Fluorescent nanodiamonds that can be internalised by neurons have been used by researchers in France to study vesicle flow inside them. By tracking the nanodiamonds, researchers showed that certain drugs could impede the vesicles’ progress. They suggest that, although the technique is in its infancy, it could provide insights into the underlying causes of neurodegenerative disorders such as Alzheimer’s disease or be useful in drug testing.

Neurons carry electrical impulses around the body transmitting information as they go. However, to do this, sub-micron size cargoes have to be carried along the neurons’ axons and dendrites – restricting this process has been linked to some neurodegenerative diseases. These diseases are known to have multiple causes, so the impact of one change in gene expression is likely to be minor. Therefore, an extremely small and bright label is needed to detect it. Researchers have previously used fluorescent proteins or quantum dots, but these tend to stop working after a short time or blink, introducing noise into the data. To get around these problems, researchers at the Laboratory of Aimé Cotton in France and elsewhere create nanodiamonds doped with a small amount of nitrogen. They then knock out a small number of carbon atoms to create ‘vacancies’ in the nanodiamonds. Owing to the effects of lattice strain, the vacancies end up sitting next to the nitrogen atoms, and the resulting nitrogen-vacancy centre has an electronic structure that gives it a perfectly stable, bright red fluorescence. As an added bonus the nanodiamonds are non-toxic too.
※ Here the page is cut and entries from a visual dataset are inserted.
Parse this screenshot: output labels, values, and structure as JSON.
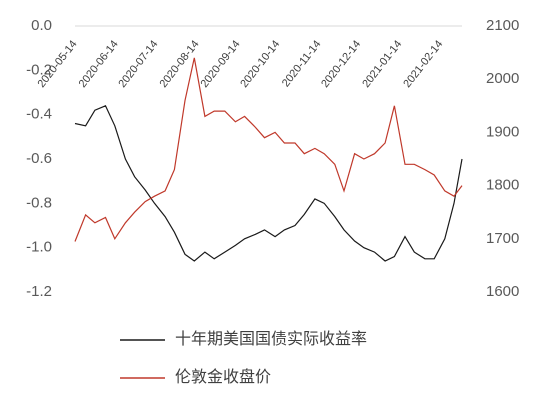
{
  "chart_data": {
    "type": "line",
    "x": [
      "2020-05-14",
      "2020-05-22",
      "2020-05-29",
      "2020-06-06",
      "2020-06-13",
      "2020-06-21",
      "2020-06-28",
      "2020-07-06",
      "2020-07-13",
      "2020-07-21",
      "2020-07-28",
      "2020-08-05",
      "2020-08-12",
      "2020-08-20",
      "2020-08-27",
      "2020-09-04",
      "2020-09-12",
      "2020-09-19",
      "2020-09-27",
      "2020-10-04",
      "2020-10-12",
      "2020-10-19",
      "2020-10-27",
      "2020-11-03",
      "2020-11-11",
      "2020-11-18",
      "2020-11-26",
      "2020-12-03",
      "2020-12-11",
      "2020-12-18",
      "2020-12-26",
      "2021-01-03",
      "2021-01-10",
      "2021-01-18",
      "2021-01-25",
      "2021-02-02",
      "2021-02-09",
      "2021-02-17",
      "2021-02-24",
      "2021-03-02"
    ],
    "xlim": [
      "2020-05-14",
      "2021-03-02"
    ],
    "xticks": [
      "2020-05-14",
      "2020-06-14",
      "2020-07-14",
      "2020-08-14",
      "2020-09-14",
      "2020-10-14",
      "2020-11-14",
      "2020-12-14",
      "2021-01-14",
      "2021-02-14"
    ],
    "ylim": [
      -1.2,
      0
    ],
    "yticks": [
      {
        "value": 0,
        "label": "0.0"
      },
      -0.2,
      -0.4,
      -0.6,
      -0.8,
      {
        "value": -1,
        "label": "-1.0"
      },
      -1.2
    ],
    "y2lim": [
      1600,
      2100
    ],
    "y2ticks": [
      2100,
      2000,
      1900,
      1800,
      1700,
      1600
    ],
    "grid": false,
    "series": [
      {
        "name": "十年期美国国债实际收益率",
        "color": "#1a1a1a",
        "values": [
          -0.44,
          -0.45,
          -0.38,
          -0.36,
          -0.45,
          -0.6,
          -0.68,
          -0.74,
          -0.8,
          -0.86,
          -0.93,
          -1.03,
          -1.06,
          -1.02,
          -1.05,
          -1.02,
          -0.99,
          -0.96,
          -0.94,
          -0.92,
          -0.95,
          -0.92,
          -0.9,
          -0.85,
          -0.78,
          -0.8,
          -0.86,
          -0.92,
          -0.97,
          -1.0,
          -1.02,
          -1.06,
          -1.04,
          -0.95,
          -1.02,
          -1.05,
          -1.05,
          -0.96,
          -0.8,
          -0.6
        ]
      },
      {
        "name": "伦敦金收盘价",
        "color": "#c0392b",
        "axis": "y2",
        "values": [
          1695,
          1745,
          1730,
          1740,
          1700,
          1730,
          1750,
          1770,
          1780,
          1790,
          1830,
          1960,
          2040,
          1930,
          1940,
          1940,
          1920,
          1930,
          1910,
          1890,
          1900,
          1880,
          1880,
          1860,
          1870,
          1860,
          1840,
          1790,
          1860,
          1850,
          1860,
          1880,
          1950,
          1840,
          1840,
          1830,
          1820,
          1790,
          1780,
          1800
        ]
      }
    ]
  }
}
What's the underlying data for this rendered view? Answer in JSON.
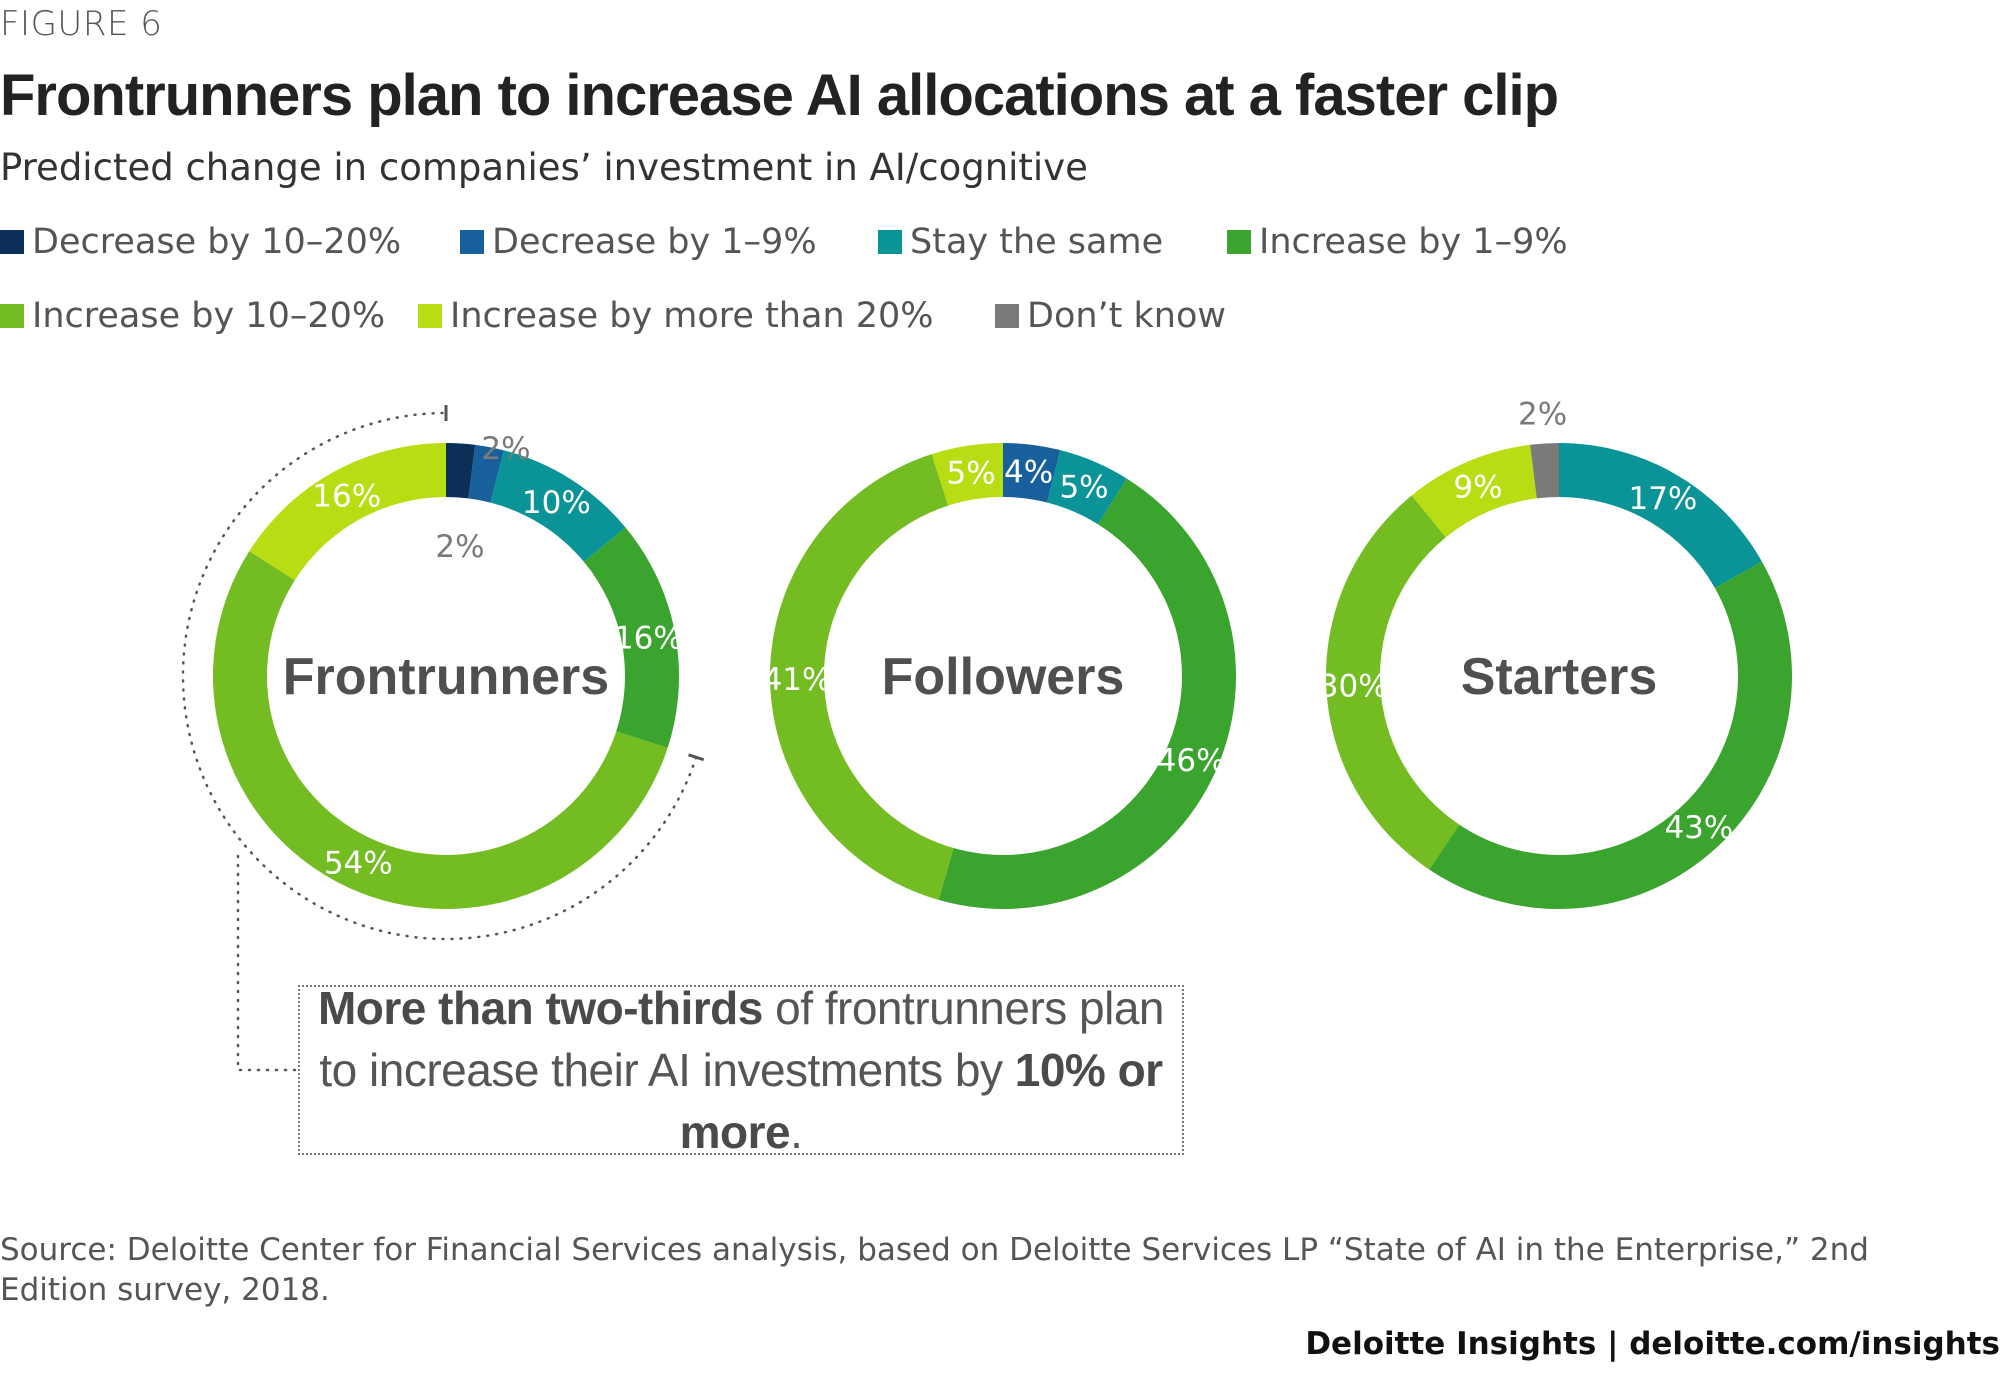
{
  "figure_label": "FIGURE 6",
  "title": "Frontrunners plan to increase AI allocations at a faster clip",
  "subtitle": "Predicted change in companies’ investment in AI/cognitive",
  "legend": [
    {
      "label": "Decrease by 10–20%",
      "color": "#0b2f57"
    },
    {
      "label": "Decrease by 1–9%",
      "color": "#17609b"
    },
    {
      "label": "Stay the same",
      "color": "#0a9497"
    },
    {
      "label": "Increase by 1–9%",
      "color": "#3ba42e"
    },
    {
      "label": "Increase by 10–20%",
      "color": "#73bd22"
    },
    {
      "label": "Increase by more than 20%",
      "color": "#b8dd12"
    },
    {
      "label": "Don’t know",
      "color": "#7a7a7a"
    }
  ],
  "chart_data": {
    "type": "pie",
    "variant": "donut",
    "title": "Frontrunners plan to increase AI allocations at a faster clip",
    "subtitle": "Predicted change in companies’ investment in AI/cognitive",
    "categories": [
      "Decrease by 10–20%",
      "Decrease by 1–9%",
      "Stay the same",
      "Increase by 1–9%",
      "Increase by 10–20%",
      "Increase by more than 20%",
      "Don’t know"
    ],
    "legend_placement": "top",
    "series": [
      {
        "name": "Frontrunners",
        "values": [
          2,
          2,
          10,
          16,
          54,
          16,
          0
        ],
        "labels": [
          "2%",
          "2%",
          "10%",
          "16%",
          "54%",
          "16%",
          ""
        ]
      },
      {
        "name": "Followers",
        "values": [
          0,
          4,
          5,
          46,
          41,
          5,
          0
        ],
        "labels": [
          "",
          "4%",
          "5%",
          "46%",
          "41%",
          "5%",
          ""
        ]
      },
      {
        "name": "Starters",
        "values": [
          0,
          0,
          17,
          43,
          30,
          9,
          2
        ],
        "labels": [
          "",
          "",
          "17%",
          "43%",
          "30%",
          "9%",
          "2%"
        ]
      }
    ]
  },
  "callout": {
    "bold1": "More than two-thirds",
    "text1": " of frontrunners plan to increase their AI investments by ",
    "bold2": "10% or more",
    "text2": "."
  },
  "source": "Source: Deloitte Center for Financial Services analysis, based on Deloitte Services LP “State of AI in the Enterprise,” 2nd Edition survey, 2018.",
  "credit": "Deloitte Insights | deloitte.com/insights"
}
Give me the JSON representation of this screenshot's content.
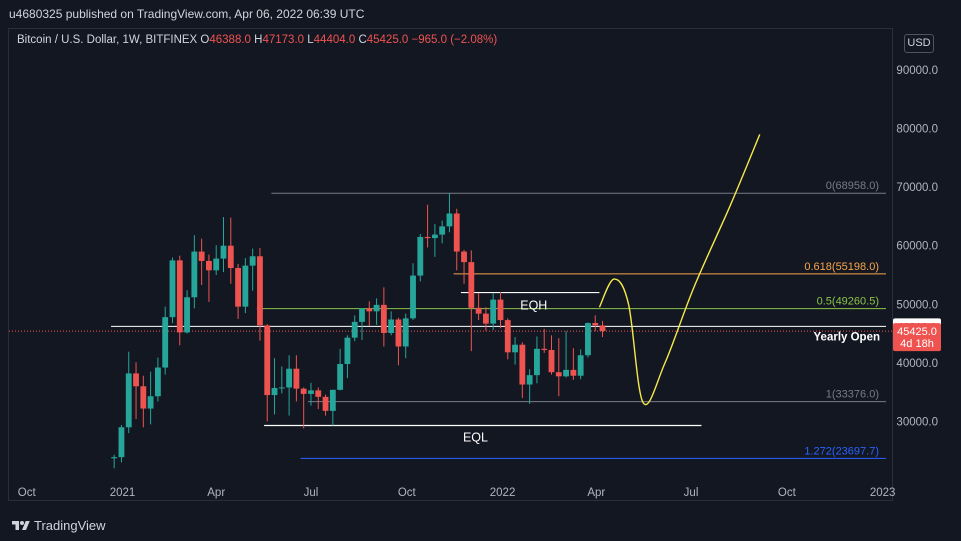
{
  "header": {
    "published_by": "u4680325 published on TradingView.com, Apr 06, 2022 06:39 UTC"
  },
  "legend": {
    "symbol": "Bitcoin / U.S. Dollar, 1W, BITFINEX",
    "open_label": "O",
    "open_value": "46388.0",
    "high_label": "H",
    "high_value": "47173.0",
    "low_label": "L",
    "low_value": "44404.0",
    "close_label": "C",
    "close_value": "45425.0",
    "change": "−965.0 (−2.08%)"
  },
  "currency_button": "USD",
  "footer": {
    "brand": "TradingView",
    "logo_icon": "tradingview-logo-icon"
  },
  "chart_data": {
    "type": "candlestick",
    "title": "Bitcoin / U.S. Dollar, 1W, BITFINEX",
    "y_axis": {
      "ticks": [
        "90000.0",
        "80000.0",
        "70000.0",
        "60000.0",
        "50000.0",
        "40000.0",
        "30000.0"
      ],
      "ylim": [
        20000,
        97000
      ],
      "position": "right"
    },
    "x_axis": {
      "ticks": [
        "Oct",
        "2021",
        "Apr",
        "Jul",
        "Oct",
        "2022",
        "Apr",
        "Jul",
        "Oct",
        "2023"
      ]
    },
    "x_tick_dates": [
      "2020-10-01",
      "2021-01-01",
      "2021-04-01",
      "2021-07-01",
      "2021-10-01",
      "2022-01-01",
      "2022-04-01",
      "2022-07-01",
      "2022-10-01",
      "2023-01-01"
    ],
    "x_range": [
      "2020-09-14",
      "2023-01-10"
    ],
    "candles": [
      {
        "date": "2020-12-21",
        "o": 23700,
        "h": 24300,
        "l": 22000,
        "c": 23900
      },
      {
        "date": "2020-12-28",
        "o": 23900,
        "h": 29400,
        "l": 23000,
        "c": 29000
      },
      {
        "date": "2021-01-04",
        "o": 29000,
        "h": 41900,
        "l": 28000,
        "c": 38200
      },
      {
        "date": "2021-01-11",
        "o": 38200,
        "h": 40100,
        "l": 30400,
        "c": 36000
      },
      {
        "date": "2021-01-18",
        "o": 36000,
        "h": 37800,
        "l": 29000,
        "c": 32200
      },
      {
        "date": "2021-01-25",
        "o": 32200,
        "h": 38500,
        "l": 29500,
        "c": 34300
      },
      {
        "date": "2021-02-01",
        "o": 34300,
        "h": 40900,
        "l": 33400,
        "c": 39200
      },
      {
        "date": "2021-02-08",
        "o": 39200,
        "h": 49600,
        "l": 38000,
        "c": 47800
      },
      {
        "date": "2021-02-15",
        "o": 47800,
        "h": 58000,
        "l": 46800,
        "c": 57500
      },
      {
        "date": "2021-02-22",
        "o": 57500,
        "h": 58300,
        "l": 43000,
        "c": 45200
      },
      {
        "date": "2021-03-01",
        "o": 45200,
        "h": 52400,
        "l": 45000,
        "c": 51200
      },
      {
        "date": "2021-03-08",
        "o": 51200,
        "h": 61800,
        "l": 49300,
        "c": 59000
      },
      {
        "date": "2021-03-15",
        "o": 59000,
        "h": 61200,
        "l": 53300,
        "c": 57400
      },
      {
        "date": "2021-03-22",
        "o": 57400,
        "h": 58500,
        "l": 50400,
        "c": 55800
      },
      {
        "date": "2021-03-29",
        "o": 55800,
        "h": 60100,
        "l": 55000,
        "c": 57800
      },
      {
        "date": "2021-04-05",
        "o": 57800,
        "h": 64900,
        "l": 55500,
        "c": 60000
      },
      {
        "date": "2021-04-12",
        "o": 60000,
        "h": 64800,
        "l": 53500,
        "c": 56200
      },
      {
        "date": "2021-04-19",
        "o": 56200,
        "h": 56900,
        "l": 47500,
        "c": 49600
      },
      {
        "date": "2021-04-26",
        "o": 49600,
        "h": 57900,
        "l": 48500,
        "c": 56600
      },
      {
        "date": "2021-05-03",
        "o": 56600,
        "h": 59500,
        "l": 52300,
        "c": 58200
      },
      {
        "date": "2021-05-10",
        "o": 58200,
        "h": 59600,
        "l": 43800,
        "c": 46400
      },
      {
        "date": "2021-05-17",
        "o": 46400,
        "h": 46600,
        "l": 30000,
        "c": 34500
      },
      {
        "date": "2021-05-24",
        "o": 34500,
        "h": 40800,
        "l": 31200,
        "c": 35700
      },
      {
        "date": "2021-05-31",
        "o": 35700,
        "h": 39400,
        "l": 34800,
        "c": 35800
      },
      {
        "date": "2021-06-07",
        "o": 35800,
        "h": 41300,
        "l": 31000,
        "c": 39000
      },
      {
        "date": "2021-06-14",
        "o": 39000,
        "h": 41300,
        "l": 33400,
        "c": 35600
      },
      {
        "date": "2021-06-21",
        "o": 35600,
        "h": 35800,
        "l": 28800,
        "c": 34700
      },
      {
        "date": "2021-06-28",
        "o": 34700,
        "h": 36600,
        "l": 32700,
        "c": 35300
      },
      {
        "date": "2021-07-05",
        "o": 35300,
        "h": 35800,
        "l": 32100,
        "c": 34200
      },
      {
        "date": "2021-07-12",
        "o": 34200,
        "h": 34600,
        "l": 31000,
        "c": 31800
      },
      {
        "date": "2021-07-19",
        "o": 31800,
        "h": 35400,
        "l": 29300,
        "c": 35400
      },
      {
        "date": "2021-07-26",
        "o": 35400,
        "h": 42400,
        "l": 35300,
        "c": 39800
      },
      {
        "date": "2021-08-02",
        "o": 39800,
        "h": 44700,
        "l": 37400,
        "c": 44300
      },
      {
        "date": "2021-08-09",
        "o": 44300,
        "h": 48100,
        "l": 43700,
        "c": 47000
      },
      {
        "date": "2021-08-16",
        "o": 47000,
        "h": 49300,
        "l": 43900,
        "c": 49300
      },
      {
        "date": "2021-08-23",
        "o": 49300,
        "h": 50500,
        "l": 46300,
        "c": 48800
      },
      {
        "date": "2021-08-30",
        "o": 48800,
        "h": 51000,
        "l": 46500,
        "c": 49900
      },
      {
        "date": "2021-09-06",
        "o": 49900,
        "h": 52900,
        "l": 42800,
        "c": 45100
      },
      {
        "date": "2021-09-13",
        "o": 45100,
        "h": 48800,
        "l": 44700,
        "c": 47400
      },
      {
        "date": "2021-09-20",
        "o": 47400,
        "h": 47700,
        "l": 39600,
        "c": 42800
      },
      {
        "date": "2021-09-27",
        "o": 42800,
        "h": 48400,
        "l": 40800,
        "c": 47600
      },
      {
        "date": "2021-10-04",
        "o": 47600,
        "h": 57000,
        "l": 47300,
        "c": 54900
      },
      {
        "date": "2021-10-11",
        "o": 54900,
        "h": 62000,
        "l": 53900,
        "c": 61500
      },
      {
        "date": "2021-10-18",
        "o": 61500,
        "h": 67000,
        "l": 59700,
        "c": 61300
      },
      {
        "date": "2021-10-25",
        "o": 61300,
        "h": 63700,
        "l": 58100,
        "c": 61900
      },
      {
        "date": "2021-11-01",
        "o": 61900,
        "h": 64300,
        "l": 60400,
        "c": 63300
      },
      {
        "date": "2021-11-08",
        "o": 63300,
        "h": 69000,
        "l": 62300,
        "c": 65500
      },
      {
        "date": "2021-11-15",
        "o": 65500,
        "h": 66300,
        "l": 55800,
        "c": 59000
      },
      {
        "date": "2021-11-22",
        "o": 59000,
        "h": 59300,
        "l": 53500,
        "c": 57200
      },
      {
        "date": "2021-11-29",
        "o": 57200,
        "h": 59200,
        "l": 42000,
        "c": 49400
      },
      {
        "date": "2021-12-06",
        "o": 49400,
        "h": 51900,
        "l": 47300,
        "c": 48400
      },
      {
        "date": "2021-12-13",
        "o": 48400,
        "h": 49500,
        "l": 45500,
        "c": 46700
      },
      {
        "date": "2021-12-20",
        "o": 46700,
        "h": 51900,
        "l": 45600,
        "c": 50800
      },
      {
        "date": "2021-12-27",
        "o": 50800,
        "h": 52100,
        "l": 45900,
        "c": 47300
      },
      {
        "date": "2022-01-03",
        "o": 47300,
        "h": 47600,
        "l": 40600,
        "c": 41800
      },
      {
        "date": "2022-01-10",
        "o": 41800,
        "h": 44400,
        "l": 39700,
        "c": 43100
      },
      {
        "date": "2022-01-17",
        "o": 43100,
        "h": 43500,
        "l": 34000,
        "c": 36300
      },
      {
        "date": "2022-01-24",
        "o": 36300,
        "h": 38900,
        "l": 33000,
        "c": 37900
      },
      {
        "date": "2022-01-31",
        "o": 37900,
        "h": 44500,
        "l": 36500,
        "c": 42400
      },
      {
        "date": "2022-02-07",
        "o": 42400,
        "h": 45800,
        "l": 41700,
        "c": 42200
      },
      {
        "date": "2022-02-14",
        "o": 42200,
        "h": 44700,
        "l": 38000,
        "c": 38400
      },
      {
        "date": "2022-02-21",
        "o": 38400,
        "h": 44200,
        "l": 34300,
        "c": 37700
      },
      {
        "date": "2022-02-28",
        "o": 37700,
        "h": 45400,
        "l": 37500,
        "c": 38800
      },
      {
        "date": "2022-03-07",
        "o": 38800,
        "h": 42500,
        "l": 37100,
        "c": 37800
      },
      {
        "date": "2022-03-14",
        "o": 37800,
        "h": 42300,
        "l": 37200,
        "c": 41300
      },
      {
        "date": "2022-03-21",
        "o": 41300,
        "h": 46900,
        "l": 40900,
        "c": 46800
      },
      {
        "date": "2022-03-28",
        "o": 46800,
        "h": 48100,
        "l": 45400,
        "c": 46400
      },
      {
        "date": "2022-04-04",
        "o": 46388,
        "h": 47173,
        "l": 44404,
        "c": 45425
      }
    ],
    "fib_levels": [
      {
        "ratio": "0",
        "price": 68958.0,
        "label": "0(68958.0)"
      },
      {
        "ratio": "0.618",
        "price": 55198.0,
        "label": "0.618(55198.0)"
      },
      {
        "ratio": "0.5",
        "price": 49260.5,
        "label": "0.5(49260.5)"
      },
      {
        "ratio": "1",
        "price": 33376.0,
        "label": "1(33376.0)"
      },
      {
        "ratio": "1.272",
        "price": 23697.7,
        "label": "1.272(23697.7)"
      }
    ],
    "annotations": [
      {
        "text": "EQH",
        "price": 52000
      },
      {
        "text": "EQL",
        "price": 29300
      },
      {
        "text": "Yearly Open",
        "price": 46218
      }
    ],
    "price_labels": [
      {
        "text": "46218.0",
        "price": 46218
      },
      {
        "text": "45425.0",
        "price": 45425,
        "sub": "4d 18h"
      }
    ],
    "projection": [
      {
        "date": "2022-04-04",
        "price": 49500
      },
      {
        "date": "2022-04-18",
        "price": 54300
      },
      {
        "date": "2022-05-02",
        "price": 50000
      },
      {
        "date": "2022-05-16",
        "price": 33200
      },
      {
        "date": "2022-06-06",
        "price": 40000
      },
      {
        "date": "2022-07-04",
        "price": 53000
      },
      {
        "date": "2022-08-08",
        "price": 67000
      },
      {
        "date": "2022-09-05",
        "price": 79000
      }
    ],
    "colors": {
      "up": "#26a69a",
      "down": "#ef5350",
      "fib_0": "#787b86",
      "fib_0618": "#f7a64a",
      "fib_05": "#8bc34a",
      "fib_1": "#787b86",
      "fib_1272": "#2962ff",
      "projection": "#f5e94a",
      "white_line": "#ffffff",
      "price_line": "#ef5350"
    }
  }
}
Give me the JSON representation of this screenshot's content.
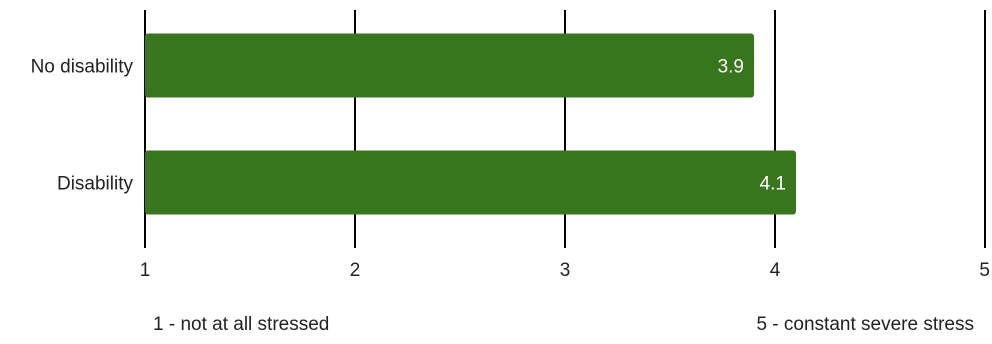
{
  "chart_data": {
    "type": "bar",
    "orientation": "horizontal",
    "categories": [
      "No disability",
      "Disability"
    ],
    "values": [
      3.9,
      4.1
    ],
    "data_labels": [
      "3.9",
      "4.1"
    ],
    "xlim": [
      1,
      5
    ],
    "x_ticks": [
      "1",
      "2",
      "3",
      "4",
      "5"
    ],
    "grid": true,
    "legend": "none",
    "bar_color": "#38761d",
    "grid_color": "#000000",
    "label_color": "#ffffff",
    "scale_notes": {
      "low": "1 - not at all stressed",
      "high": "5 - constant severe stress"
    }
  }
}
To test the nanodiamonds, the researchers added them to cultured neurons from the brains of embryonic mice. The cells internalised the nanodiamonds in vesicles that were then transported along neuronal branches, allowing their progress to be followed by video microscopy. The team recorded trajectories of healthy neurons containing labelled vesicles. The team then looked at the effect a slight overproduction of an enzyme found in excess in the brains of patients with autism post mortem had on neurons. They found impaired intraneuronal transport in these neurons. ‘The next step is to get closer to the real brain,’ says co-principal investigator François Treussart, adding that the team first wants to investigate transport in thin brain slices.

‘Tagging different cellular structures with nanodiamonds is getting more and more widespread,’ says Jörg Wrachtrup of the University of Stuttgart, Germany, who was not involved in the research. ‘Nobody, however, has developed the system to such an extent that they were able to derive valid cellular information. This is what they have achieved.’